Les quelques jours qui ont suivis m'ont permis de découvrir tranquillement la ville, bon j'ai encore beaucoup à visiter vu que la villes est dotée d'environ 300 sanctuaires mais j'ai déjà une bonne vue d'ensemble. De beaux temples à chaque coin de rue et un street art assez sympa !





Petite ballade avec Nelson, le portugais.






Quelques photos du street art de Chiang Mai :


Suite au prochain épisode de mes quelques jours à Paï.

Tendresse et chocolat

Tifoune

jeudi 23 janvier 2014

Le triangle d'or : la tribu des Lahu

Les peuples du Triangle d'Or


Un peu d'histoire et de culture ça ne fait pas de mal ! Pour les passionnés d'anthropologie et d’ethnologie vous trouverez ici quelques éléments qui pourrons éventuellement vous intéresser. Ayant passé deux semaines dans le Triangle d'Or, il fallait bien que je vous en dise un peu plus.

Triangle d'Or kesako ? 


Le Triangle d'Or est le nom d'une région montagneuse d'Asie du Sud-Est se situant entre le Laos, la Birmanie et la Thaïlande. Bon c'est vrai tout de suite on pense à l'opium qui effectivement y coule à flot (la Birmanie étant le second producteur mondial en matière d'opium, juste derrière l'Afghanistan). Ceci étant dit, nous ne sommes pas là pour s'étaler sur ce sujet qui, pour moi, est complètement secondaire. Je voudrais plutôt vous présenter la tribu Lahu.

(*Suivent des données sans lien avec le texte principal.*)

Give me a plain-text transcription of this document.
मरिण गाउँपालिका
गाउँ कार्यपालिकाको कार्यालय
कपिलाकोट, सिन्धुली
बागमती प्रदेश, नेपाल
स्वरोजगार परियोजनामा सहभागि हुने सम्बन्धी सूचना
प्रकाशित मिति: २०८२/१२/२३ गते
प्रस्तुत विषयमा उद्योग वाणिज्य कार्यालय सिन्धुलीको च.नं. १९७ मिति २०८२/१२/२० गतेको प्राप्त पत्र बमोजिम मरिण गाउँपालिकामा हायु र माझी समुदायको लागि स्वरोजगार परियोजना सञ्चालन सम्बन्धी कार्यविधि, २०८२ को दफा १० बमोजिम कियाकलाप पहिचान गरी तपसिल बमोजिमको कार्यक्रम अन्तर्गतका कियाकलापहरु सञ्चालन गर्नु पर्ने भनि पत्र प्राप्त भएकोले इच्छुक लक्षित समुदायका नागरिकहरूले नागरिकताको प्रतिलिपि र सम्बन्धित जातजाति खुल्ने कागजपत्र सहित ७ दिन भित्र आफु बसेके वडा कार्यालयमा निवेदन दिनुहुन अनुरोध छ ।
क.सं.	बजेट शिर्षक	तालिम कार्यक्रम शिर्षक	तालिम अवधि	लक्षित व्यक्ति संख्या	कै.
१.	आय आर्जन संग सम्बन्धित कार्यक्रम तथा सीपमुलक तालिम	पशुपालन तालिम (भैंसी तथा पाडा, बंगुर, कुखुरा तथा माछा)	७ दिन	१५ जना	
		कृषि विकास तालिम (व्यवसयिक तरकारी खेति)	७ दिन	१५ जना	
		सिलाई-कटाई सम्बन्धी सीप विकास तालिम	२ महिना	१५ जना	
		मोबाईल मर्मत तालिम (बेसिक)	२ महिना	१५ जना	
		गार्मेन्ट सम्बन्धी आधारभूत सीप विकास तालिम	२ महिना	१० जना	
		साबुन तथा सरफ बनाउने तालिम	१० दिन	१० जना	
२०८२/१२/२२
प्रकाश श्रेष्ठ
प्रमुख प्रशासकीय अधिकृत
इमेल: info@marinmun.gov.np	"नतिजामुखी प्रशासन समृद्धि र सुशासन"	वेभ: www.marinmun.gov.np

Aujourd'hui, le gouvernement thaïlandais reconnaît six groupes de tribus montagnardes (chao khao, littéralement "peuple de montagne"). On peut donc trouver ici des KAREN (Kariang , Yang), des HMONG (Meo), des MIEN (Yao), des LAHU (Mussur), des AKHA (Kaw) et des LISU (Lisaw). Chacune de ces six tribus a sa propre langue, ces propres vêtements, sa propre religion et son propre contexte historique.

Le nord de la Thaïlande, avec ses collines boisées et ses vallées fertiles est un véritable plaisir pour les yeux. Dans le pik up nous amenant au village, l'expression "en prendre plein la vue" a pris tout son sens. Les zones de plaine ont pour certaines plus de huit siècles et ont déjà été revendiquées par le peuple Lanna ou Yuan. Les pentes des montagnes sont occupées par des peuplades tribales qui ont convergées dans ce domaine par le nord, au nord-est, à l'ouest et au nord-ouest. Ils sont maintenant sédentarisés et gagnent leur vie de façon assez précaire dans les montagnes.


Ces peuples, qui occupent actuellement la région du Triangle d'Or sont venus du sud-ouest et sud de la Chine centrale. A l'exception des Karen, un grand nombre y vivent encore. Tous, sauf les Karen, conservent leurs contacts historiques avec les Chinois .

Les Lahu, Akha et Lisu ont des racines linguistiques communes dans le Yi (Lolo) sous division de la famille tibéto-birmane des langues. Les Lahu et Akha ont migrés en Chine, en Birmanie de l'est et dans le nord de la Thaïlande. Seuls les segments mineurs de ces trois tribus vivent en Thaïlande. Beaucoup d'entre eux vivent encore en Chine et en Birmanie.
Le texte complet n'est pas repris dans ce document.